Tozer on walking in righteousness
“Just let me ask: Who said that you can be a Christian without being a disciple? I don’t think you can. The idea that I can come to the Lord and by grace have all of my sins forgiven and have my name written in heaven, and have the Carpenter go to work on a mansion in my Father’s house, and at the same time raise hell on my way to heaven is impossible and unscriptural. It cannot be found in the Bible.
We are never saved by our good works, but we are not saved apart from our good works. Out of our saving faith in Jesus Christ, there springs immediately goodness and righteousness. Spring is not brought by flowers, but you cannot have spring without flowers. It isn’t my righteousness that saves, but the salvation I have received brings righteousness. I think we must face up to this now—that we must walk in righteousness if we are going on to know the Lord.

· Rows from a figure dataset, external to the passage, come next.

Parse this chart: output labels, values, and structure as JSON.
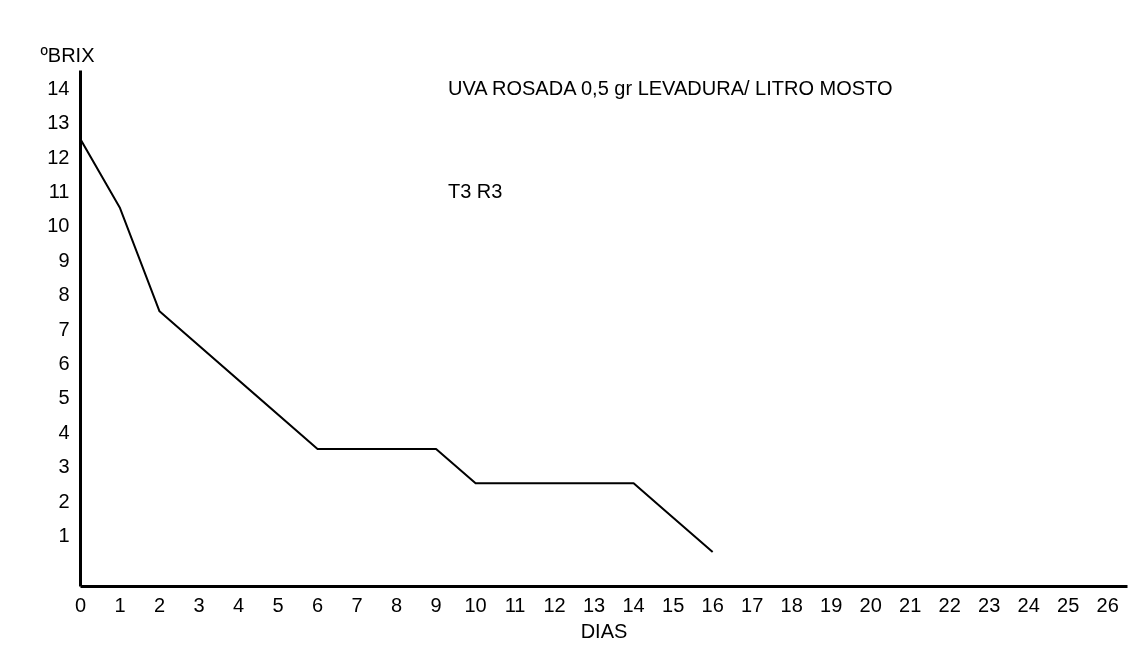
{
  "chart_data": {
    "type": "line",
    "title": "UVA ROSADA 0,5 gr LEVADURA/ LITRO MOSTO",
    "annotations": [
      "T3 R3"
    ],
    "xlabel": "DIAS",
    "ylabel": "ºBRIX",
    "x": [
      0,
      1,
      2,
      6,
      9,
      10,
      14,
      16
    ],
    "series": [
      {
        "color": "#000000",
        "values": [
          12.5,
          10.5,
          7.5,
          3.5,
          3.5,
          2.5,
          2.5,
          0.5
        ]
      }
    ],
    "xlim": [
      0,
      26.5
    ],
    "ylim": [
      -0.5,
      14.5
    ],
    "xticks": [
      0,
      1,
      2,
      3,
      4,
      5,
      6,
      7,
      8,
      9,
      10,
      11,
      12,
      13,
      14,
      15,
      16,
      17,
      18,
      19,
      20,
      21,
      22,
      23,
      24,
      25,
      26
    ],
    "yticks": [
      1,
      2,
      3,
      4,
      5,
      6,
      7,
      8,
      9,
      10,
      11,
      12,
      13,
      14
    ],
    "grid": false,
    "marker": "none",
    "line_style": "solid"
  }
}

The man who is not ready to live right is not saved, and he will not be saved, and he will be deceived in that great day.
I cannot believe that a man is on the road to heaven when he is habitually performing the kind of deeds that would logically indicate that he ought to be on his way to hell.” (The Counselor pgs. 127-28)

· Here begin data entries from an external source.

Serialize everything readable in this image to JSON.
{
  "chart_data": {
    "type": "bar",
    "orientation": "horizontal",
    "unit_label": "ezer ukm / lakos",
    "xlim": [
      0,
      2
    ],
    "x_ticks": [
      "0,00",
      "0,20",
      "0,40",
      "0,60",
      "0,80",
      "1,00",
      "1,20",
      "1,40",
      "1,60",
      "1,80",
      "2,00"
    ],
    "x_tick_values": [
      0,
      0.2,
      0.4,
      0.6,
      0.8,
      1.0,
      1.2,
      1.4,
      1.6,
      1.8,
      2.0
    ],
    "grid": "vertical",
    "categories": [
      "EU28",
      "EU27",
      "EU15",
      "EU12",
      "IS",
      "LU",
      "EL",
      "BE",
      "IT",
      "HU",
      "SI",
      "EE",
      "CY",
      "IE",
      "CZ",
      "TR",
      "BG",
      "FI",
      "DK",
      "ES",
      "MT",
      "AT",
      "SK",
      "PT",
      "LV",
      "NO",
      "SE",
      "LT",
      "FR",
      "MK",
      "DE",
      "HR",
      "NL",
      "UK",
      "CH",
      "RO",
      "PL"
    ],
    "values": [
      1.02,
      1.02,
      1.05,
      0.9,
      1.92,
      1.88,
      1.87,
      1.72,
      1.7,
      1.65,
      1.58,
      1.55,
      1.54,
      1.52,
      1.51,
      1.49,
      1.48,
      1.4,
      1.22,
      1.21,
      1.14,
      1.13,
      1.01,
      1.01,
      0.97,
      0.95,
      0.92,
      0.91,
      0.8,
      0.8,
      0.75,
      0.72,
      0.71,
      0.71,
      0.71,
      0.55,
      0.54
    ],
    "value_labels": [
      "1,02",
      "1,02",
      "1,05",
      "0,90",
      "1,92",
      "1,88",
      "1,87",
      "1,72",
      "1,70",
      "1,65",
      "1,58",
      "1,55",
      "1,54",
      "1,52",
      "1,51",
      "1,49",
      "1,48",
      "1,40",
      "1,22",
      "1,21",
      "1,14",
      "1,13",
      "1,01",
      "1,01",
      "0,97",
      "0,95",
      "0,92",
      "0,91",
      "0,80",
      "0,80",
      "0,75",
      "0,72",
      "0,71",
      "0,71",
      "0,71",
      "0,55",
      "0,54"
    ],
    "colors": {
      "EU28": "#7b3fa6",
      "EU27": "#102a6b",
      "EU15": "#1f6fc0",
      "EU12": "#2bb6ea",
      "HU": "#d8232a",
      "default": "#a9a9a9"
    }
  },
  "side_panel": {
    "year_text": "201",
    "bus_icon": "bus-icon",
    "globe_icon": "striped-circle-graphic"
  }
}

I love that Tozer went & still goes against the grain of popular Christianity. “Who said you can be a Christian without being a disciple?” “It cannot be found in the Bible.”
Apparently people in Tozer’s day were saying you could be a Christian without being a disciple. Tozer wrote another book called “I Call it Heresy", in the first chapter he says,
“The scriptures do not teach that the Person of Jesus Christ nor any of the important offices which God has given Him can be divided or ignored according to the whims of men.

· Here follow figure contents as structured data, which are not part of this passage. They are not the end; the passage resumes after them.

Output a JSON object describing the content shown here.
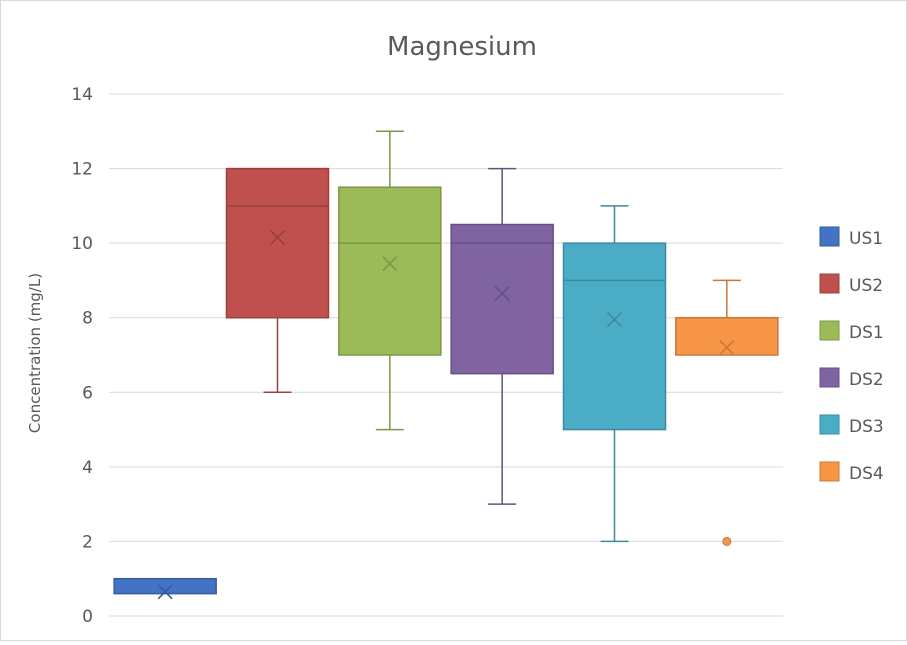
{
  "chart_data": {
    "type": "box",
    "title": "Magnesium",
    "xlabel": "",
    "ylabel": "Concentration (mg/L)",
    "ylim": [
      0,
      14
    ],
    "yticks": [
      0,
      2,
      4,
      6,
      8,
      10,
      12,
      14
    ],
    "grid": true,
    "legend_position": "right",
    "series": [
      {
        "name": "US1",
        "color": "#4472C4",
        "whisker_low": 0.6,
        "q1": 0.6,
        "median": 0.6,
        "q3": 1.0,
        "whisker_high": 1.0,
        "mean": 0.65,
        "outliers": []
      },
      {
        "name": "US2",
        "color": "#C0504D",
        "whisker_low": 6,
        "q1": 8,
        "median": 11,
        "q3": 12,
        "whisker_high": 12,
        "mean": 10.15,
        "outliers": []
      },
      {
        "name": "DS1",
        "color": "#9BBB59",
        "whisker_low": 5,
        "q1": 7,
        "median": 10,
        "q3": 11.5,
        "whisker_high": 13,
        "mean": 9.45,
        "outliers": []
      },
      {
        "name": "DS2",
        "color": "#8064A2",
        "whisker_low": 3,
        "q1": 6.5,
        "median": 10,
        "q3": 10.5,
        "whisker_high": 12,
        "mean": 8.65,
        "outliers": []
      },
      {
        "name": "DS3",
        "color": "#4BACC6",
        "whisker_low": 2,
        "q1": 5,
        "median": 9,
        "q3": 10,
        "whisker_high": 11,
        "mean": 7.95,
        "outliers": []
      },
      {
        "name": "DS4",
        "color": "#F79646",
        "whisker_low": 7,
        "q1": 7,
        "median": 7,
        "q3": 8,
        "whisker_high": 9,
        "mean": 7.2,
        "outliers": [
          2
        ]
      }
    ]
  }
}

Therefore, I must be frank in my feeling that a notable heresy has come into being throughout our evangelical Christian circles - the widely accepted concept that we humans can choose to accept Christ only because we need Him as Savior and we have the right to postpone our obedience to Him as Lord as long as we want to!
This concept has sprung naturally from a misunderstanding of what the Bible actually says about Christian discipleship and obedience. It is now found in nearly all of our full gospel literature. I confess that I was among those who preached it before I began to pray earnestly, to study diligently and meditate with anguish over the whole matter. I think the following is a fair statement of what I was taught in my early Christian experience and it certainly needs a lot of modifying and a great many qualifiers to save us from being in error. "We are saved by accepting Christ as our Savior; we are sanctified by accepting Christ as our Lord; we may do the first without doing the second!"
Tozer hits it home. Let us follow Him.
1 comment:
Sean when are you preaching on this one maybe Steve and I will fly in to support you in case you empty the house. Sounds like a great church growth govenor sermon!! Just kidding I think that deep down in all people this hits a cord of truth. Hope SC is bringing in lots of fun times for you all, buffalo is great and it's finally warm here, but don't worry we not surfing yet!!!